My husband or daughter and I work as a team to handle newborns and catch sick ones to treat. Most cows are not as aggressive when there are two people. I think this is partly because they know they are outnumbered and partly because they sense our confidence.
If you are not afraid of a cow, she knows it. If you are afraid, she knows that too and quickly takes advantage.
When handling cattle, be confident and act as the dominant herd boss. That’s easier if there are two people: one to fend off the cow and the other to deal with the calf.
The person keeping the cow away should have a weapon. Cows are smart. They know when you are defenseless and when you are prepared to stand your ground with a stick to whack them across the nose.
Most cows will stand back if you have a weapon they respect, just as they would halt and not threaten a more dominant cow. If a cow does not halt, her tender nose is a good target for a jab or whack with a stick.
Never hit a cow on top of the head or you may kill her, and don’t flail wildly with a whip or stick or you may injure an eye. If you have no weapon and the cow batters you, she will usually back off if you grab and twist an ear or poke her in the eye with a thumb or finger. But we don’t want a cow to get that close.
Keep dogs away when working with cows and calves. The presence of a dog, even if it stays in the pickup and doesn’t bark, can upset a cow enough to make her aggressive even before you approach the calf.
If a calf is dull and listless, you can often sneak up and grab it before it knows you are there, unless other calves nearby don’t startle at your approach and alert the sick one to your presence.

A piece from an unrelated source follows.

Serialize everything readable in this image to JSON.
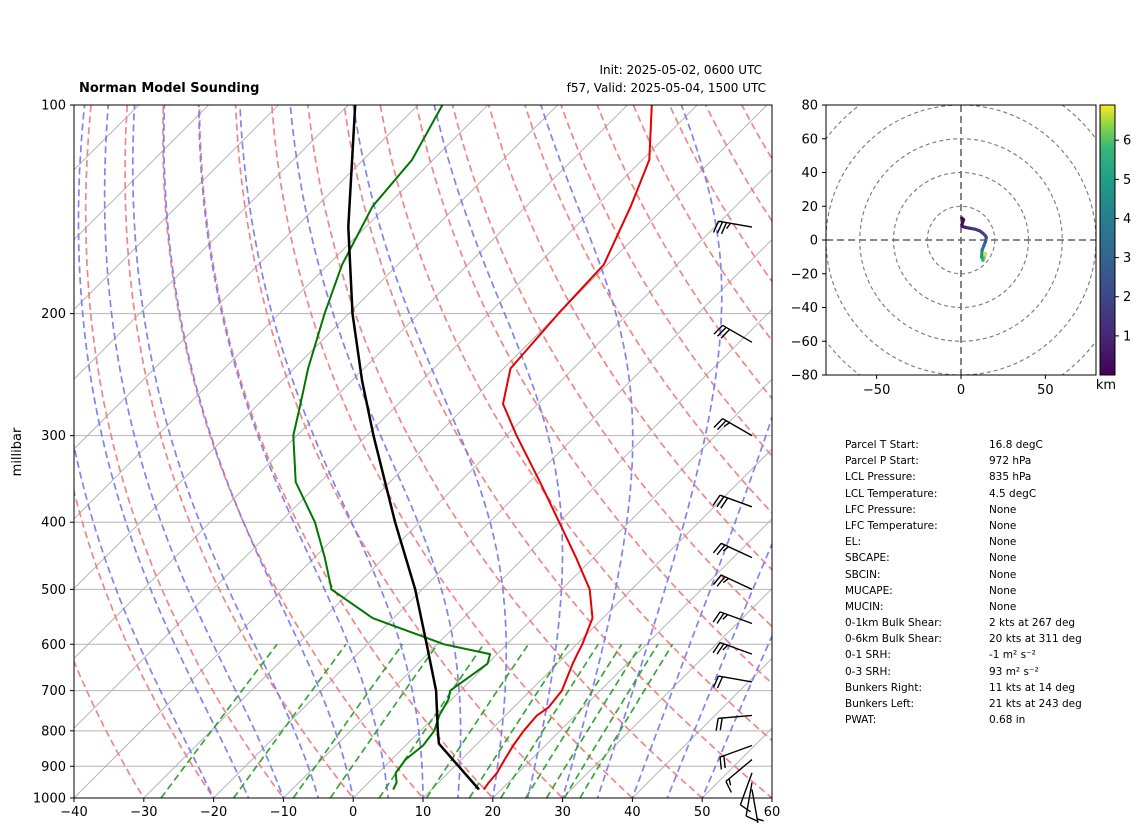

If the calf is alert and lively, we do a two-person sneak with one person at a distance to attract its attention and the other doing the grab. This usually works on a calf that hasn’t been caught before. If it has been caught and doctored before, it will be suspicious and that makes it harder to catch.
Most of our calves can be caught the first time because they are accustomed to us walking through the herd. One of us walks in front of it at a non-threatening distance. That person also distracts the calf to keep its attention and arouse its curiosity.
This might mean walking funny or waving arms a little while the other person quietly sneaks up behind the entranced animal and grabs a hind leg just above the fetlock.
The front person then grabs the head. One of us gets a good hold and the other treats the calf.
I usually straddle the calf’s neck with my legs to hold its head as I give the medication. You can often be finished before mama even knows about it, if the cows are busy eating. But if the calf bellows and all the mamas come running, be prepared to fend them off.
If a calf is too big to catch, or suspicious because it’s been caught before and needs further care, we put cow and calf in a small pen where we can corner the calf.
If a calf is far from a corral and needs only one treatment, a shepherd’s crook can be useful. We put a longer handle on it to snag a calf’s hind leg without getting so close.
The two-person decoy distraction allows the calf-snagger to get into position and catch a hind leg with the hook. A small calf that’s too wild or suspicious to grab by hand can usually be caught with the hook.
It takes strength to hang onto a big calf with the hook and some may kick out of it. There are catching hooks made for calves that have a mechanism that locks onto the leg, making it impossible to kick free.
Another way to catch an elusive calf is to ease it behind a solid gate and catch it in the narrow V made by the gate and the fence. If there is no sturdy gate available, we may herd the calf between a fence and the feed truck, after parking the truck against the fence at an angle.
This works best if stringing hay close to the fence so other cows and calves are nearby. A calf won’t get as suspicious if it is close to other cattle that are clustered near the feed.
Heather Smith Thomas is a writer who ranches with her family near Salmon, Idaho.